The Terrafugia Transition, closest thing to a flying car yet built, has received a unique exemption from the US government allowing production models to be 110 pounds heavier than a normal "light sport aircraft". This will permit the car/plane combo to satisfy safety requirements when driving on roads.
The Transition has been under development by startup firm Terrafugia, founded by flying-enthusiast MIT engineers, since 2006. It is basically a normal light single-engined plane with folding wings and a more substantial, four-wheeled undercarriage.
With wings folded a Transition can be driven on roads at normal highway speeds. On reaching an airport - or a suitable bit of private land, with the owner's permission - it can extend the wings and make a normal rolling takeoff to cruise the skies at 115mph.
On landing, the usual hassles with finding hangar or tiedown space and getting a cab or hire car onward to one's destination don't apply. The Transition simply drives out of the aerodrome gate and parks wherever it's going - fitting in a standard size garage if one is available.

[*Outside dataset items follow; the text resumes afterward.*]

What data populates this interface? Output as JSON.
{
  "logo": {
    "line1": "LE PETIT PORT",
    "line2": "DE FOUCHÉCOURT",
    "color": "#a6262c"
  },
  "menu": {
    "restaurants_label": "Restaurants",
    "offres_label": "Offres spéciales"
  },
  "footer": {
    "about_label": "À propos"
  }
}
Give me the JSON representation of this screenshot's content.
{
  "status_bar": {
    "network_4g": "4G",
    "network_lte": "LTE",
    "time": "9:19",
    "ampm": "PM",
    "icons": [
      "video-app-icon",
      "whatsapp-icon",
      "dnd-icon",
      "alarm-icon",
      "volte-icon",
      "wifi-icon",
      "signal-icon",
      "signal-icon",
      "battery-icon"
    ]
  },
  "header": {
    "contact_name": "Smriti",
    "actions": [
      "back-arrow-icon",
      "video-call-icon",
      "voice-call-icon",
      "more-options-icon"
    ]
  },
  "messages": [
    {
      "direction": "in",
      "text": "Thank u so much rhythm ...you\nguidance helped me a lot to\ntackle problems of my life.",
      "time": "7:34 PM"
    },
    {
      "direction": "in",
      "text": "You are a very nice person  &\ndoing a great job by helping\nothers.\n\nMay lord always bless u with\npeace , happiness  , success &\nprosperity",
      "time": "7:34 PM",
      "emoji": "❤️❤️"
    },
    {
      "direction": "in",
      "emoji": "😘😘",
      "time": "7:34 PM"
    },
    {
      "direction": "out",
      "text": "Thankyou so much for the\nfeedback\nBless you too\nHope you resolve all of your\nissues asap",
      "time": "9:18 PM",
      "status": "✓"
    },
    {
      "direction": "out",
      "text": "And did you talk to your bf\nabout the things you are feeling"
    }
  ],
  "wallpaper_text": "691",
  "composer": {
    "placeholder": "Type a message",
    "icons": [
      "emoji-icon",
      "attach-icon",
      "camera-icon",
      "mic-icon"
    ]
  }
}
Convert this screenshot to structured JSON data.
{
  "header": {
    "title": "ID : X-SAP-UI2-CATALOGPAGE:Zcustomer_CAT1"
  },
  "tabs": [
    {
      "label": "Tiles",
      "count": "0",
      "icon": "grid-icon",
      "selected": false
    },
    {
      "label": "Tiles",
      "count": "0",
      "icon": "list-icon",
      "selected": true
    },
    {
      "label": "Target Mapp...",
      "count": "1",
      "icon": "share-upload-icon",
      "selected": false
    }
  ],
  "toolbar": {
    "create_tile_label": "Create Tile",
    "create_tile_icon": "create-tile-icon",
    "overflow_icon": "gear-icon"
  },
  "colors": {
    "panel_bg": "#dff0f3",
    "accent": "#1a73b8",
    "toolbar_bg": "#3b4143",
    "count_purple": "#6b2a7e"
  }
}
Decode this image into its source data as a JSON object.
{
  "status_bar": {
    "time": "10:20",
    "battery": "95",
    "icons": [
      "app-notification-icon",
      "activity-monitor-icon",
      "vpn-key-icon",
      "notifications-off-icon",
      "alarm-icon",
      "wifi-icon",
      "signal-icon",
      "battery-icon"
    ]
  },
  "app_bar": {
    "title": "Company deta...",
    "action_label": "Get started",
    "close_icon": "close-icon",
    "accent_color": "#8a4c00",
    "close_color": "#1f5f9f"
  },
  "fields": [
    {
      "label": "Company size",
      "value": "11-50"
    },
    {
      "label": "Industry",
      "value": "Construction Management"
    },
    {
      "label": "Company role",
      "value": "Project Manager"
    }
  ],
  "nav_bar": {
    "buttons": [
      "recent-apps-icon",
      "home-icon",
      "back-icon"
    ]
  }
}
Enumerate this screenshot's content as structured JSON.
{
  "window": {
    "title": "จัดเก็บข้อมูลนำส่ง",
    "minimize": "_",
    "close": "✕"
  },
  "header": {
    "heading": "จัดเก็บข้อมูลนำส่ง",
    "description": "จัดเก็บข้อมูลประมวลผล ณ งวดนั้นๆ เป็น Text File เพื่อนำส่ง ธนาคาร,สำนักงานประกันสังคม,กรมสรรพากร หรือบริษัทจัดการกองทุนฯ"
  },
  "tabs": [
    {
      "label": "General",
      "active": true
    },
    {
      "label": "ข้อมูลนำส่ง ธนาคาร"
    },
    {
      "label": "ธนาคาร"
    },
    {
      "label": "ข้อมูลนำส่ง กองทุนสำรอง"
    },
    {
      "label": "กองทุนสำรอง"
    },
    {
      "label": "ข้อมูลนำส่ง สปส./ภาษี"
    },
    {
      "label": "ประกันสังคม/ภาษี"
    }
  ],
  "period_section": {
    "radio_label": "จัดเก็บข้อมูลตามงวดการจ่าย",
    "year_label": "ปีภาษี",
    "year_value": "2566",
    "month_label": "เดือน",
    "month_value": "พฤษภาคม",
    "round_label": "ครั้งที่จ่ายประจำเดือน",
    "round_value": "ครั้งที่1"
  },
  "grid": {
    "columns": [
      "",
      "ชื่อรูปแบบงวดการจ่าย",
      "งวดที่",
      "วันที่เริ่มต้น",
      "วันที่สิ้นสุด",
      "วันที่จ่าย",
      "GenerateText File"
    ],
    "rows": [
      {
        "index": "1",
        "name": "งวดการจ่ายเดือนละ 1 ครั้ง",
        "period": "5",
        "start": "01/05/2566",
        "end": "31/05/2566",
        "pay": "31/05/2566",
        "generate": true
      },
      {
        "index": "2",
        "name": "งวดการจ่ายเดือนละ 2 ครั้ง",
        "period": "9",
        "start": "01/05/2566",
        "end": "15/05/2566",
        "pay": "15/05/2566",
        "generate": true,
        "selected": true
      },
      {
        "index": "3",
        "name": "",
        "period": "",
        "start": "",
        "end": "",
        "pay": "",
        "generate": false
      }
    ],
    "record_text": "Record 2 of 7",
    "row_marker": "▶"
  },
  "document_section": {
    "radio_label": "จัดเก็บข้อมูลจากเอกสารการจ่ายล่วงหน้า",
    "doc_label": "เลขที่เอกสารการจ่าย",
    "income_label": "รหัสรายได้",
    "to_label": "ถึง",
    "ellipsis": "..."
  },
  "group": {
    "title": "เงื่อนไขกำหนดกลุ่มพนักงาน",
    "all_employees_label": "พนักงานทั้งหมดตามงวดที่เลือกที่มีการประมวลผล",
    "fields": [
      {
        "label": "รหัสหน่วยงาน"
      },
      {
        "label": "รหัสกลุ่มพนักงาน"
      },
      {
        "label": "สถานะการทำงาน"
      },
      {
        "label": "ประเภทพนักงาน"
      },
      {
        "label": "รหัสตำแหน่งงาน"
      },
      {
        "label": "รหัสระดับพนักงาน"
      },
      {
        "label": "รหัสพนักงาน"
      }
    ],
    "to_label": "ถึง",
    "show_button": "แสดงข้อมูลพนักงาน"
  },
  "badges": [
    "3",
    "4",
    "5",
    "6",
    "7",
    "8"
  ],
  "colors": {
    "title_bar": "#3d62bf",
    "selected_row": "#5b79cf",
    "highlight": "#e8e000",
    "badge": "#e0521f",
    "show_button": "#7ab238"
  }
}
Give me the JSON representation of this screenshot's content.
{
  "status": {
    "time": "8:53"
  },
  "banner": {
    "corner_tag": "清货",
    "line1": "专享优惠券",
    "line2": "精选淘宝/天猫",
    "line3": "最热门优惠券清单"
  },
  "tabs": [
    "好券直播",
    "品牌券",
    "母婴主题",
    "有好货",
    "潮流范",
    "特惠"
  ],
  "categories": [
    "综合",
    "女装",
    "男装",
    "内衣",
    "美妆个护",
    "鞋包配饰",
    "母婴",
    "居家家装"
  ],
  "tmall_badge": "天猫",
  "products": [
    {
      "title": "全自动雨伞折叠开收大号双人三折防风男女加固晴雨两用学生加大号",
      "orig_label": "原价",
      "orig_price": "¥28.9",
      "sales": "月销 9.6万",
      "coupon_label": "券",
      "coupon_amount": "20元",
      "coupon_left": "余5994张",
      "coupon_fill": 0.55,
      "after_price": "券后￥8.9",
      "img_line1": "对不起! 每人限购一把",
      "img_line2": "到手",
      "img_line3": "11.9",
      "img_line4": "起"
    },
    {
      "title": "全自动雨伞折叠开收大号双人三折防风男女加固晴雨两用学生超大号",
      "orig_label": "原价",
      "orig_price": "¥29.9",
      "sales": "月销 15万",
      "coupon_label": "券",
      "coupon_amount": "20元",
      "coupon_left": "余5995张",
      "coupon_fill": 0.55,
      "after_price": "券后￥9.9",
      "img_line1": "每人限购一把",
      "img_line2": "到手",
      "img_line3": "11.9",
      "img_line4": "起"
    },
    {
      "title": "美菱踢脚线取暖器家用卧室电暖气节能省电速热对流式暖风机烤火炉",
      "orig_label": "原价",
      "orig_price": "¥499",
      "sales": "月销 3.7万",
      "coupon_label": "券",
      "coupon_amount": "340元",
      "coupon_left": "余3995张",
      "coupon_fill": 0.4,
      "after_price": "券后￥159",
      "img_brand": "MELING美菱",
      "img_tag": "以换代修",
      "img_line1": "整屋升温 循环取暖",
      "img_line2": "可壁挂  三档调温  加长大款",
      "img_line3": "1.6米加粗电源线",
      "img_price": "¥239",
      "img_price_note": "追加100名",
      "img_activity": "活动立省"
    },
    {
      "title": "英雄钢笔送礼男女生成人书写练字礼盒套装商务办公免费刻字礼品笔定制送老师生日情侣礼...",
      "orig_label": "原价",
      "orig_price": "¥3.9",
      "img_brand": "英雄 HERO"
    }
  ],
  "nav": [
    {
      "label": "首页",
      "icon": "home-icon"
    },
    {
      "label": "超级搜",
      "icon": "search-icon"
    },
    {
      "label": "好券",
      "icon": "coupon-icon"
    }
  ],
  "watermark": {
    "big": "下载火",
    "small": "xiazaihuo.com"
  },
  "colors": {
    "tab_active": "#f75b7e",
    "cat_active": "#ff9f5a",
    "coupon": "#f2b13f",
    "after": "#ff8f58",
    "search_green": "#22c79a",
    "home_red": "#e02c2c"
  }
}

If bad weather should close in before the return journey - a constant worry for private pilots who don't possess instrument ratings - no matter. The Transition can simply drive home.
Handily, the plane-car was originally designed to fit within a weight limit of 1320 lb, meaning that it could qualify as a "light sport" aircraft. A US light sport pilot's licence is significantly easier and cheaper to get than a normal private ticket, requiring only 20 hours logged, and red tape is lessened.
However it seems that in fact it was proving very difficult to fit mandatory road-safety features such as crumple zones, airbags and a structural cage around the passenger compartment into the 1320lb weight limit. Sportingly, the FAA have now agreed that the Transition, uniquely, can have another 110lb of leeway and still count as a light-sport plane.
Terrafugia originally planned to commence deliveries of production aircraft last year, but in the event got only as far as test flights of a "proof of concept" prototype. This was mothballed after 28 flights, however, and the firm then said it would build a "beta prototype" which it now refers to as the "production prototype". Graphics of this - though not an actual airframe - are to be revealed at this summer's OshKosh air show.
The company hopes now to commence customer deliveries in "Q4 2011", and says that more than 70 aircraft have been ordered. The deposits are held in escrow, and thus will be refunded even if Terrafugia should go out of business or suffer some other disaster.